Un projet de réforme porte sur trois domaines : ses compétences, ses pouvoirs, son organisation collective.

Ses compétences :

  • composée aujourd’hui d’un tiers d’inspecteurs du travail (agents de catégorie A, disposant de pouvoirs étendus) et de deux tiers de contrôleurs du travail (agents de catégorie B, disposant de pouvoirs plus limités, n’intervenant que dans les entreprises de moins de 50 salariés), elle sera constituée demain en totalité d’inspecteurs du travail. Le plan de transformation d’environ 1 400 emplois de contrôleur en inspecteurs sera conduit sur une dizaine d’années. Ce qui supposera un investissement de formation et de qualification important.

Ses pouvoirs

  • seront étendus par la loi, avec notamment la possibilité pour les inspecteurs d’arrêter certains travaux dangereux pour les salariés et d’infliger des amendes administratives.

Son organisation collective va évoluer,

  • avec la création d’unités de contrôle constituées de 8 à 12 agents, pour renforcer d’une part son efficacité, grâce à une approche plus collective tout en conservant l’ancrage territorial (la section) et, d’autre part, la compétence générale sur l’ensemble du code du travail. Sans doute est-ce là potentiellement le plus important changement. Passer de la juxtaposition de l’action individuelle des inspecteurs à la mise en œuvre collective de priorités adaptées au territoire, le tout animé et contrôlé par une hiérarchie claire. Sans doute est-ce là que les syndicats risquent de protester préférant conserver leur totale autonomie individuelle.

L’inspection du travail continuera à exercer ses missions de contrôle et d’information auprès des salariés et des entreprises.
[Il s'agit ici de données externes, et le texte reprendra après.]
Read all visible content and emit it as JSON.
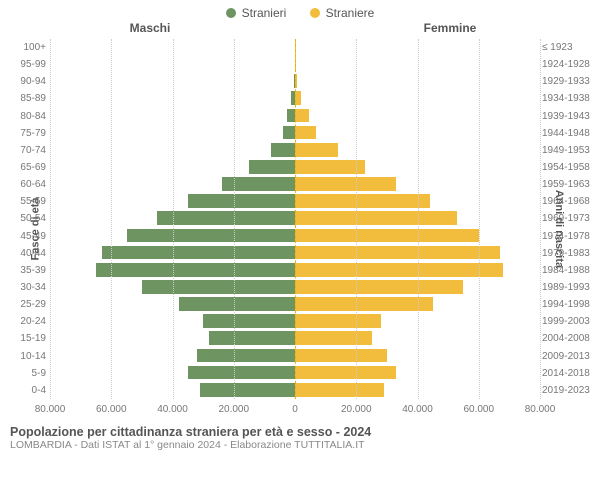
{
  "legend": {
    "male": {
      "label": "Stranieri",
      "color": "#6e9462"
    },
    "female": {
      "label": "Straniere",
      "color": "#f2bd3c"
    }
  },
  "column_headers": {
    "left": "Maschi",
    "right": "Femmine"
  },
  "axis_titles": {
    "left": "Fasce di età",
    "right": "Anni di nascita"
  },
  "chart": {
    "type": "population-pyramid",
    "x_max": 80000,
    "x_ticks": [
      80000,
      60000,
      40000,
      20000,
      0,
      20000,
      40000,
      60000,
      80000
    ],
    "x_tick_labels": [
      "80.000",
      "60.000",
      "40.000",
      "20.000",
      "0",
      "20.000",
      "40.000",
      "60.000",
      "80.000"
    ],
    "bar_color_male": "#6e9462",
    "bar_color_female": "#f2bd3c",
    "grid_color": "#cccccc",
    "background_color": "#ffffff",
    "rows": [
      {
        "age": "100+",
        "birth": "≤ 1923",
        "male": 100,
        "female": 200
      },
      {
        "age": "95-99",
        "birth": "1924-1928",
        "male": 150,
        "female": 300
      },
      {
        "age": "90-94",
        "birth": "1929-1933",
        "male": 250,
        "female": 500
      },
      {
        "age": "85-89",
        "birth": "1934-1938",
        "male": 1200,
        "female": 2000
      },
      {
        "age": "80-84",
        "birth": "1939-1943",
        "male": 2500,
        "female": 4500
      },
      {
        "age": "75-79",
        "birth": "1944-1948",
        "male": 4000,
        "female": 7000
      },
      {
        "age": "70-74",
        "birth": "1949-1953",
        "male": 8000,
        "female": 14000
      },
      {
        "age": "65-69",
        "birth": "1954-1958",
        "male": 15000,
        "female": 23000
      },
      {
        "age": "60-64",
        "birth": "1959-1963",
        "male": 24000,
        "female": 33000
      },
      {
        "age": "55-59",
        "birth": "1964-1968",
        "male": 35000,
        "female": 44000
      },
      {
        "age": "50-54",
        "birth": "1969-1973",
        "male": 45000,
        "female": 53000
      },
      {
        "age": "45-49",
        "birth": "1974-1978",
        "male": 55000,
        "female": 60000
      },
      {
        "age": "40-44",
        "birth": "1979-1983",
        "male": 63000,
        "female": 67000
      },
      {
        "age": "35-39",
        "birth": "1984-1988",
        "male": 65000,
        "female": 68000
      },
      {
        "age": "30-34",
        "birth": "1989-1993",
        "male": 50000,
        "female": 55000
      },
      {
        "age": "25-29",
        "birth": "1994-1998",
        "male": 38000,
        "female": 45000
      },
      {
        "age": "20-24",
        "birth": "1999-2003",
        "male": 30000,
        "female": 28000
      },
      {
        "age": "15-19",
        "birth": "2004-2008",
        "male": 28000,
        "female": 25000
      },
      {
        "age": "10-14",
        "birth": "2009-2013",
        "male": 32000,
        "female": 30000
      },
      {
        "age": "5-9",
        "birth": "2014-2018",
        "male": 35000,
        "female": 33000
      },
      {
        "age": "0-4",
        "birth": "2019-2023",
        "male": 31000,
        "female": 29000
      }
    ]
  },
  "footer": {
    "title": "Popolazione per cittadinanza straniera per età e sesso - 2024",
    "subtitle": "LOMBARDIA - Dati ISTAT al 1° gennaio 2024 - Elaborazione TUTTITALIA.IT"
  },
  "text_color": "#555555",
  "tick_color": "#777777"
}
En complément, des unités agissant sur des périmètres plus larges ou au contraire sur des thématiques spécifiques (comme le travail illégal) seront créées.

Des priorités nationales - en nombre limité pour être mieux ciblées - seront fixées.
L’enjeu est de développer une véritable politique du travail à travers des actions individuelles mais aussi des actions plus collectives menées par le système d’inspection sur le territoire et dans les entreprises, jusqu’au niveau national et même parfois européen.
Les partenaires sociaux seront davantage associés pour faire progresser l’application du droit du travail.